Q. When people come to stay for house parties, my husband – who already works a 60-hour week – does a lot of the unseen chores. He’s in charge of fires, drinks, seating plans, arranging outings, and he pays for everything. We are in our sixties and I know it is traditional etiquette to write and thank the ‘lady of the house’, but my husband really feels rather miffed that no one ever mentions him in their thank-you letters. How should I most tactfully encourage people to address their thank-you letters to both of us, rather than just to me, without seeming bossy?
– G.M., West Sussex
A. It may be more effective to clink your glass during dinner on the Saturday night and toast your husband for his huge contribution in the way of unseen chores.
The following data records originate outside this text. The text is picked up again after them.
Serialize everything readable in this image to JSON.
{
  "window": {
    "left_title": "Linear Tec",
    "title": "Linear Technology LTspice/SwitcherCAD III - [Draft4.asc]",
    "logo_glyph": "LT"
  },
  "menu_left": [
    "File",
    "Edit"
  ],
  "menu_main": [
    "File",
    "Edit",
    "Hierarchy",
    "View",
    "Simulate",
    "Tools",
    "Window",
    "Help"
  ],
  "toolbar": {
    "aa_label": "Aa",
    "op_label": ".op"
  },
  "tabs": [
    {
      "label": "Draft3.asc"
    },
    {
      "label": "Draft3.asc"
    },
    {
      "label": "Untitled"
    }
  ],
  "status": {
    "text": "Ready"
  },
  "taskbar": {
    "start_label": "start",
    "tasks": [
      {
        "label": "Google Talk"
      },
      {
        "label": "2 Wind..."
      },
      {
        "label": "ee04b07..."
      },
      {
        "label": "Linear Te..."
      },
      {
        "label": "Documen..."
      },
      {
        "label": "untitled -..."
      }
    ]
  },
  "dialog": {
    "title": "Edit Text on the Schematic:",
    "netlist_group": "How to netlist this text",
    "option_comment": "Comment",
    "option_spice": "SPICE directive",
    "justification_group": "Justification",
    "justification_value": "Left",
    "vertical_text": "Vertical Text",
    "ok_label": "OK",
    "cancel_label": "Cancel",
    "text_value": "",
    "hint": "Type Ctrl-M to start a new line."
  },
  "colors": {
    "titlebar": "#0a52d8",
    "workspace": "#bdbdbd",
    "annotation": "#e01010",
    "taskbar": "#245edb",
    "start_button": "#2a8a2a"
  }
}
There is bound to be a spontaneous warm response for him to enjoy. The gesture may even trigger a name-check when letters come to be written.
Q. I am staying with friends in a small rented house in Florida. My first night I was continually disturbed by a noise in my bedroom of the revving up of a machine every ten minutes. I assumed it was the dehumidifier, and exhausted – and despite a notice saying ‘dehumidifier must be kept on at all times’ – I pulled its plug out. When the noise continued, I realised an air conditioning unit was the true culprit. Now the dehumidifier won’t work despite the plug being put back in. Do I come clean to my hosts?
– E.S., by email
A. This is not your fault, but the property owner’s. Ask your host for their contact details, pretending you want to recommend the house to another friend. Then email the owner, explaining that you are contacting them privately as you don’t want your hosts to realise the noise has meant you have been unable to enjoy your stay.